Boys & Girls Aid
- Founded: 1885
- Type: Nonprofit
- Location: Portland, Oregon, United States;
- Website: www.boysandgirlsaid.org

= Boys & Girls Aid =

Boys & Girls Aid (or Boys & Girls Aid Society of Oregon) is a non-profit organization that provides services to children in crisis in the state of Oregon, United States.

==History==
Boys & Girls Aid (formally The Boys & Girls Aid Society of Oregon) was founded in Portland, Oregon, in 1885 by a group of community and business leaders concerned with child welfare. This non-profit organization started as an orphanage and is considered by some as a pioneer in applying the foster care model instead of the typical orphanage model. Later on, the services provided by the organization included a wider range of care for children in different age groups. The organization grew into several branches in different parts of the state of Oregon. It is Oregon's oldest child welfare society.

==Mission and goals==
The organization's mission is to impact the well-being of children in need. This has been its primary goal since 1885. It has also evolved from an agency that takes care of adoption to a wider range of services for children in need that include residential facilities for at-risk populations and foster care. The organization's prospective is to be able to provide help to all children in their service area that require such care.

==Accomplishments==
Boys & Girls Aid has helped in more than 100,000 children since it was founded. The organization serves infants, children, teens and young adults, 0–23 years old, through infant adopt, foster care adoption, foster care or residential care.

==Services and programs==
Boys & Girls Aid offers services including adoption, foster care, foster care adoption, and housing and shelter services.

===Adoption===
The agency offers adoption services for infants and children, including children in foster care who have mental and physical challenges, or are older, and spent a significant amount of time in the foster care system.

===Foster care===
Boys & Girls Aid offers foster care services for older youth under the care of the Oregon Department of Human Services. The program serves both short and long-term foster care needs by placing children under the care of state certified foster homes.
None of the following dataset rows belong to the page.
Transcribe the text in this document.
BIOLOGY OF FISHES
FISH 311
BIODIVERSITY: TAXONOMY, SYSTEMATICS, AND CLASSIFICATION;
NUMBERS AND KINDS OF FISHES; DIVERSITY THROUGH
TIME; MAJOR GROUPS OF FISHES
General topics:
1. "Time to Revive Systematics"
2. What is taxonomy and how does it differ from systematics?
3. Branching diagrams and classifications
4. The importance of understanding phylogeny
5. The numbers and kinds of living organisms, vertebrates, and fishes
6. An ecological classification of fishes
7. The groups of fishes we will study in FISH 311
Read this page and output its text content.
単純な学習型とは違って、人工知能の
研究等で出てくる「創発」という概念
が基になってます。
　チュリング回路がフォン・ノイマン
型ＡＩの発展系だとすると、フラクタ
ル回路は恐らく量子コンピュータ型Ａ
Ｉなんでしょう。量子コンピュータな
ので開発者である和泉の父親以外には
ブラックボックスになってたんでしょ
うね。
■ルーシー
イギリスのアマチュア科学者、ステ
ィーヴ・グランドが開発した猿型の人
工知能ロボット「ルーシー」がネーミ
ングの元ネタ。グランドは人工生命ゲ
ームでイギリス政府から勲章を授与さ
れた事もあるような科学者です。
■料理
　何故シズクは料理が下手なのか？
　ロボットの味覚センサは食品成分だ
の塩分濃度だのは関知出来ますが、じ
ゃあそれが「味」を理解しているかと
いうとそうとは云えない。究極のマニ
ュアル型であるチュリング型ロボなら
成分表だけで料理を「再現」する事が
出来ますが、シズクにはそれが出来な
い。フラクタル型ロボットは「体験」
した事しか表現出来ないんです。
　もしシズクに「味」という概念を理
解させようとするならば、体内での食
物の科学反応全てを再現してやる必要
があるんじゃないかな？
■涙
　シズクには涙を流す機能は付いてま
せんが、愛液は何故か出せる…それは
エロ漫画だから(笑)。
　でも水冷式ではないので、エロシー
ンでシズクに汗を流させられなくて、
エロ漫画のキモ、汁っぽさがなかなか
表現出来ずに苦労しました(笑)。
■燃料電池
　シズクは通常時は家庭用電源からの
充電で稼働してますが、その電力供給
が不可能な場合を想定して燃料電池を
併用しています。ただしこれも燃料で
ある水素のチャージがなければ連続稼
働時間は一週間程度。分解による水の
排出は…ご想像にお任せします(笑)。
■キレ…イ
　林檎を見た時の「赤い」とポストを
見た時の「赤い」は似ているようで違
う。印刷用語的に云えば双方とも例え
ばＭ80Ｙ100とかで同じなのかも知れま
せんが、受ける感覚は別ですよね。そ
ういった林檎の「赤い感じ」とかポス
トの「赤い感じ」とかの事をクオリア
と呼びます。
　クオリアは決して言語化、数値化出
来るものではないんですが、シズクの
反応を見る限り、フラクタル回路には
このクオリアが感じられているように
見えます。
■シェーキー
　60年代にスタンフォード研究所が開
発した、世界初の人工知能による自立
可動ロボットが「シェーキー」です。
Boys & Girls Aid also has requirements for foster parents in addition to state requirements.

===Shelter and housing===
The agency offers shelter and housing services for youth 10 to 23 years old. The agency's programs include Safe Place for Homeless and Runaway Youth, located in Washington County, STEP (Stabilization, Transition & Evaluation Program), located in Multnomah County, and the Transitional Living Program, located in Washington County. Each program works with children and young adults who have experienced some form of abuse or neglect in their lifetime.

===The Permanency Initiative===
In 2011, Boys & Girls Aid began the Permanency Initiative. The organization committed to a 20-year plan that would shift services toward identifying lifelong connections for all children exiting their services. The plan was implemented in response to a large number of young adults aging out of foster care without the necessary support as they enter adulthood. Boys & Girls Aid designed the Permanency Initiative to offset the high rates of unemployment, incarceration and unplanned pregnancy many foster youth experience compared to their peers. The initiative also focuses on the mental, emotional, social and physical health of youth without a primary caregiver.

==Support and accreditations==
About 50% of the funding comes from contracts with the cities, counties and the state or federal government. The other half comes from donations and fundraising campaigns. Another source of support is the auxiliaries ran primarily by adoptive parents or any one who wants to support the organization. The organization is part of many health care and social services associations like:
1. The Council on Accreditation for Children and Family Services, Inc.
2. Foster Family Care Network.
3. Child Welfare League of America.
4. Association of Fundraising Professionals.
5. United Way of the Columbia-Willamette.
6. National Association of Social Workers.